I like to think of $A\rightarrow B$ as if we know $A$ is true, then we may conclude $B$. With this interpretation, there are two options for $A$, either true or false. If $A$ is false, then we don't learn anything about $B$. If $A$ is true, then we also know $B$ because $A\rightarrow B$. Therefore $$ A\rightarrow B \Rightarrow \sim A \lor B$$

On the other hand if $\sim A \lor B$ then we cvan show that $A\rightarrow B$, because if we suppose $A$ is true, then because $\sim A \lor B$, then $B$ is true too. Hence $A$ being true allows us to show $B$ is true. Therefore $$ \sim A \lor B \Rightarrow A\rightarrow B$$


I assume you can write out the truth table and verify the correctness of the equivalence. If you want an intuitive way to understand why it follows, it can be hard to see. The expression $P\rightarrow Q: \textrm{If there is smoke then there is fire}$ means different things all at once.

If there is smoke, there must be fire. This covers that if P is true (there is smoke), then Q must also be true (there is fire), but also that we cannot have the case that P is true (there is smoke) and Q is true (there is no fire)

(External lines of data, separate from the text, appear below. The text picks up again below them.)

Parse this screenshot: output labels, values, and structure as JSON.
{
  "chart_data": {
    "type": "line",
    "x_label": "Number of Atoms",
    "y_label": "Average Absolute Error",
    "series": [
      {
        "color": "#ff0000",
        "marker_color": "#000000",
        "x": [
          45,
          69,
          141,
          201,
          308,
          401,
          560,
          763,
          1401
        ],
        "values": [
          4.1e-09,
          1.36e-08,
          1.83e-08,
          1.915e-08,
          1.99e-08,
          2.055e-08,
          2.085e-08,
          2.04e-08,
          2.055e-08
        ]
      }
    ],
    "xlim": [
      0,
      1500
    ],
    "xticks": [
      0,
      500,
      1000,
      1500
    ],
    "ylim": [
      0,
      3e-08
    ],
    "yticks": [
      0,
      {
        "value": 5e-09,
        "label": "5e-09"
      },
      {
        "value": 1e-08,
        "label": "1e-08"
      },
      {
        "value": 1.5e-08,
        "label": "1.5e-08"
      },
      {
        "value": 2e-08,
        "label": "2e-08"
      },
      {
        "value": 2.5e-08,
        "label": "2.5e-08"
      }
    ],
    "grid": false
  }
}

If there is no smoke, then there may or may not be fire. It is logically true that there being no smoke tells us nothing about where there is fire or not.

Translating this to the second statement, it is saying that we have two options. Either there is no smoke - which in terms of truth statements, it doesn't matter if there is fire or not for it to hold logically true. That is what we said above in the second interpretation.

Or, there is smoke, in which case the statement can only be true if Q is true - there is fire. If there is smoke and there is no fire, the statement is false, which is consistent with saying "We cannot have the case where there is smoke, but no fire".


Classical propositional calculus has only truth-functional connectives. The truth value of a well-formed formula $A@B$ where $A$ and $B$ are well-formed formulas and $@$ is an arbitrary connective is entirely dependenton the truth values of $A$ and $B$ .

We can examine the truth condition of the expressions you have given:

                   P -> Q     ~P \/ Q
        P and Q      T           T
    P but not Q      F           F
    Q but not P      T           T
neither P nor Q      T           T

Since the two propositions have the same truth conditions they are logically equivalent.

Your book is saying that if $A$ and $B$ are logically equivalent then $A \leftrightarrow B$ is a tautology.

$(P \to Q) \leftrightarrow (\lnot P \lor Q)$ is itself a well-formed formula with its own truth conditions.

                   (P -> Q) <-> ~P \/ Q
        P and Q              T
    P but not Q              T
    Q but not P              T
neither P nor Q              T

We can see from the table below that it's a tautology.

It's important to note that "$A$ is logically equivalent to $B$" and "$A \leftrightarrow B$ is a tautology" do not mean exactly the same thing.

The former is a statement about the system we are working in, the latter is a statement in the system we are working in.

The truth functional meaning of $\to$ is somewhat counterintuitive, but that's because if in natural language usually has some sort of causal meaning attached to it.

Propositional calculus is not rich enough to represent anything remotely similar to causality. Everything is either true or false. And a well-formed formula with no free variables is indistinguishable from true or false.

Statements like If I ate 40 donuts yesterday, I would have a stomach ache today. are simply true in this setting, as are statements like If I ate 40 donuts yesterday, then the moon is made of green cheese.

The difference in meaning between the two is not captured by propositional calculus.